The number of places of worship nationwide is decreasing, but faith remains. What role does faith play in the modern world? We asked five Ohioans to share what it means in their daily lives.
Lucy Enge is a member of Wilmington Friends Meeting and a graduate of Wilmington College, where she concentrated in food policy and nonviolence. An enthusiastic eighth-generation Ohioan, she currently works in government and is an aspiring theologian and future farmer. She lives in Columbus, Ohio.
When my parents left the Catholic Church and decided to start attending a Quaker Meeting, my devoutly Catholic grandmother, who would only find religious tolerance years later through the Baptist music ministry at her nursing home, thought we were becoming Amish.
I was five then and was shocked—after only knowing the unmarried priests of our Catholic parish—that our new Quaker pastor had a wife. But, despite a lack of acceptance from their families, my parents’ choice for their faith to reflect the world they saw and wanted was one of the best things that has ever happened to me.
Quakerism, or the Religious Society of Friends, dates back to 17th-century England. What set early Friends apart were their deeply entrenched commitments to equality and simplicity. They were known for their belief in “The Light”—seeing that of God in every person. And, in worship, they practiced waiting in silence for God to speak to them.
Today, Quakerism is not a monolithic faith. Friends range from atheists to evangelicals. Meetings, as Quaker churches are commonly called, can be like those of early Friends practicing unprogrammed (silent) worship or can be programmed like a traditional Christian service with a sermon and hymns interwoven with periods of waiting worship.
Now, 17 years after my family began attending our small, welcoming and theologically-diverse programmed meetings, I cannot imagine my life without my faith.
The silence of waiting worship that used to pain me is now welcome and needed in my life, and I often wish it would last longer. Some of my most treasured memories of being a child in the Meeting are the picnics and potlucks, youth pageants and Sunday school shenanigans that made me feel a part of the community.
My parents always let religion be my choice, and, after learning about world religions in middle school, I almost decided to become a Buddhist. But what made me decide to remain a Quaker, and later officially become a member of my Meeting, were the Quaker Testimonies that centered my life: peace, integrity, community, equality, stewardship and simplicity. And, most importantly, in Quakerism, there was space for faith to be a journey of questioning and challenging.

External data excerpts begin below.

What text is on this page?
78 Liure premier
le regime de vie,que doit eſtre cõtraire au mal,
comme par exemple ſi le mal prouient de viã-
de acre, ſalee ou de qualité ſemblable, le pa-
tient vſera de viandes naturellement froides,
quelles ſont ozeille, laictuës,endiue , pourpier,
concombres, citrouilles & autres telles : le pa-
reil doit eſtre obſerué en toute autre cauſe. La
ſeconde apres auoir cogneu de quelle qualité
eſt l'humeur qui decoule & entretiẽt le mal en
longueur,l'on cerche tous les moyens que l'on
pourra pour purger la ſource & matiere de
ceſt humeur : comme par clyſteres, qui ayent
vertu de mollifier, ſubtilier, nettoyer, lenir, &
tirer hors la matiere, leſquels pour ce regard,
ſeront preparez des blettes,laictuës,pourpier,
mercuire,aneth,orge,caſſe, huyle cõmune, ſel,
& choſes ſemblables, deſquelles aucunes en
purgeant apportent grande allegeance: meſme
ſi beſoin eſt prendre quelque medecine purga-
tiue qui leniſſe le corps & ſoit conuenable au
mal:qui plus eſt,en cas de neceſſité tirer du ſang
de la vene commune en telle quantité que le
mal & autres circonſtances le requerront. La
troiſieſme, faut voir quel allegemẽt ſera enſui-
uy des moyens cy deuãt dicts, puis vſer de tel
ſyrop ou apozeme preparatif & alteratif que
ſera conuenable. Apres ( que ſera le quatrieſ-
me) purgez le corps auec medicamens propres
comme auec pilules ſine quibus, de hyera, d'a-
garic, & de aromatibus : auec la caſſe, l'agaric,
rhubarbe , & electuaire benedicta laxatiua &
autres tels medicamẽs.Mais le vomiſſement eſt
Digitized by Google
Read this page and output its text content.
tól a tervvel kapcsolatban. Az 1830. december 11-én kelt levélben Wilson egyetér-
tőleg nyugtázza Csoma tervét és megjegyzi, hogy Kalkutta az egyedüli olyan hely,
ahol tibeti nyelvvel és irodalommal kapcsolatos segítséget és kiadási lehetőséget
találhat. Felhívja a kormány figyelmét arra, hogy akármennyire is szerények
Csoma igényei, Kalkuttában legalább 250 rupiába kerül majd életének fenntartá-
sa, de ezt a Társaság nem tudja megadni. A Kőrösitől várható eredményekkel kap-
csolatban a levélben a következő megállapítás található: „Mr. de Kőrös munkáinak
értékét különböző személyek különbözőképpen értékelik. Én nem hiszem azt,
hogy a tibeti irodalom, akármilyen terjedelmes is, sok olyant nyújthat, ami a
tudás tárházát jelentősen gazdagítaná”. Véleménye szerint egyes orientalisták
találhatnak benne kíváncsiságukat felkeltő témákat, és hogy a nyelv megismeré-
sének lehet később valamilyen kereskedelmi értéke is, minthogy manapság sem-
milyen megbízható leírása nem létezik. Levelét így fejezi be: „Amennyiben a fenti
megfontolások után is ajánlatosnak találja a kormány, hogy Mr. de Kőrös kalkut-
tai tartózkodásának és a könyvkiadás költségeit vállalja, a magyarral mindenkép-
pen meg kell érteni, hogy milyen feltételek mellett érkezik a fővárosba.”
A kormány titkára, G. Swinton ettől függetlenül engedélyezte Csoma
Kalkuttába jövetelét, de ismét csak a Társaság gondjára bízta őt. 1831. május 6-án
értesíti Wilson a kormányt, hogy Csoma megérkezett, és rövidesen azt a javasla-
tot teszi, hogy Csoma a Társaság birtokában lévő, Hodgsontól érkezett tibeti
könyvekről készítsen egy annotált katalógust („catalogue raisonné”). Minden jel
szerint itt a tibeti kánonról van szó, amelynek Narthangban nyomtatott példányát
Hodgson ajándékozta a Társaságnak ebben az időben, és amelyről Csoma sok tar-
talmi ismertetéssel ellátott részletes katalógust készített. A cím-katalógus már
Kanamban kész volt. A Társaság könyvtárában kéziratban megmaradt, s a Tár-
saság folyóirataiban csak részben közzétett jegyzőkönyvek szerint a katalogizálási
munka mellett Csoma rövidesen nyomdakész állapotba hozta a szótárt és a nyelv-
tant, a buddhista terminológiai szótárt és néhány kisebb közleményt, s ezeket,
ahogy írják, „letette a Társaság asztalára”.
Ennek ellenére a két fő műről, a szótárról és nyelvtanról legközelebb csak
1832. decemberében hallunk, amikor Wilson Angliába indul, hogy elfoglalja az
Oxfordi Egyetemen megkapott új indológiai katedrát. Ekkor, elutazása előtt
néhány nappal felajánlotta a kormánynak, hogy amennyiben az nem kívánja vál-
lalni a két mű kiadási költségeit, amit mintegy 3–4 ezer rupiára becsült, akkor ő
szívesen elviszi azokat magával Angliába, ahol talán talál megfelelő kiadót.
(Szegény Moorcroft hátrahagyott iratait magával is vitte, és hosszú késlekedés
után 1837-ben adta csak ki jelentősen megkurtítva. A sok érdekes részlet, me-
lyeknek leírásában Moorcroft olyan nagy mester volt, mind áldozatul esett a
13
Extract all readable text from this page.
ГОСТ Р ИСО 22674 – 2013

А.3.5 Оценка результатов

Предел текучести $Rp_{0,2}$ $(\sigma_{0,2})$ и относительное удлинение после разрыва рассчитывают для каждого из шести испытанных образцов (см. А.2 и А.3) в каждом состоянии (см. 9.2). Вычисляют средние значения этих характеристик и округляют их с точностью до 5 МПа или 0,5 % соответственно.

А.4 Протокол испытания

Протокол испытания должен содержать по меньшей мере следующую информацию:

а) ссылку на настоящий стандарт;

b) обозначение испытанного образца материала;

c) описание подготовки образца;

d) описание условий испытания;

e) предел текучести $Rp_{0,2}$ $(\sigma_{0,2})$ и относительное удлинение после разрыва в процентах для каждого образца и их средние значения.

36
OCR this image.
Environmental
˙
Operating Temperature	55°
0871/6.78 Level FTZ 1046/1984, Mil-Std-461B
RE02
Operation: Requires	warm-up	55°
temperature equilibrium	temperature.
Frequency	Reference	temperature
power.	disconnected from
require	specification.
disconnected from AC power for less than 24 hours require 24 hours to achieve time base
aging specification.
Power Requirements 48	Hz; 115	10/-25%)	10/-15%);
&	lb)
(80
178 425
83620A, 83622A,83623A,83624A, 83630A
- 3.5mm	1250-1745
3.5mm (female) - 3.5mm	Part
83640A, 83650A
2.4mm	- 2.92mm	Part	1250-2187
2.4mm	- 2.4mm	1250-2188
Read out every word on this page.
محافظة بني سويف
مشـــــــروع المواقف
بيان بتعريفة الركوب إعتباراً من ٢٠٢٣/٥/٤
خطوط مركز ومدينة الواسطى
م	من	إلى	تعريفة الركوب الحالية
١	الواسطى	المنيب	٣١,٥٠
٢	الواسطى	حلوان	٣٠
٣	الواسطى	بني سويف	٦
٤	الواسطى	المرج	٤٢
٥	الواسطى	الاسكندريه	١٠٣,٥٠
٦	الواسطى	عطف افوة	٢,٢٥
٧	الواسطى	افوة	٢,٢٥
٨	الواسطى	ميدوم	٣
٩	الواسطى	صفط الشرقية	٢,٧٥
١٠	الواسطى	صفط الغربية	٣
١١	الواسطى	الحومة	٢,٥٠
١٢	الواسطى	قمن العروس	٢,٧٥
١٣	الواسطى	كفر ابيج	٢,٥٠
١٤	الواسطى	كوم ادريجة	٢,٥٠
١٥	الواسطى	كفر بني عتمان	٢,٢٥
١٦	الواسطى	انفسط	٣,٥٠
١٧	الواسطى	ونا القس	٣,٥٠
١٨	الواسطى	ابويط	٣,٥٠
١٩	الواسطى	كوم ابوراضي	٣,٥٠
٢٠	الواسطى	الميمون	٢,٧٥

I ended up deciding to go to the Quaker college in my hometown, thanks to the encouragement of a professor who attended my Meeting. While I considered myself Quaker, I had long been very troubled by the evangelical nationalism so many Christian denominations preached that seemed rooted in hatred and fear. Through my coursework, I was introduced to the writings of progressive theologians. As I read and studied, I witnessed how the Christianity of the early church had been lost in our world of consumerism and co-opted to lay a moral ground far from Jesus’ teachings. I saw a broader loving Christian community of thought that I wanted to be a part of. I realized the importance of both my Quakerism and my Christianity.
Yet, what can living a faithful life as a Quaker look like in our ever-connected and loud world?
I have come to understand that simplicity cannot coexist with inauthenticity, for simplicity means removing all the junk and focusing on what makes us whole and gives thoughtful meaning to our lives. My mom instilled in me that we vote not only at the polls but also with our money. This knowledge has led me to focus on the impact of my purchases and to constantly work towards living a mindful and minimalist life. My current personal challenge, as a lifelong vegetarian, is to be vegan and eat more locally to care for both myself and the planet.
As a Quaker, I am a pacifist who also cares deeply about our veterans. I have focused my energy on politics and building consensus based on shared values. I have lobbied my elected officials on issues including ending gun violence and addressing the climate crisis, and in school, I organized with my fellow students to raise wages for our beloved professors and staff.
My life has been changed by serving nights at a women’s shelter and refreshed by visiting Friends in Costa Rica. For me, faith is not public words of declaration. Rather, it is an inward reflection that is a catalyst for a transformative life of faithful action and witness grounded in community and love.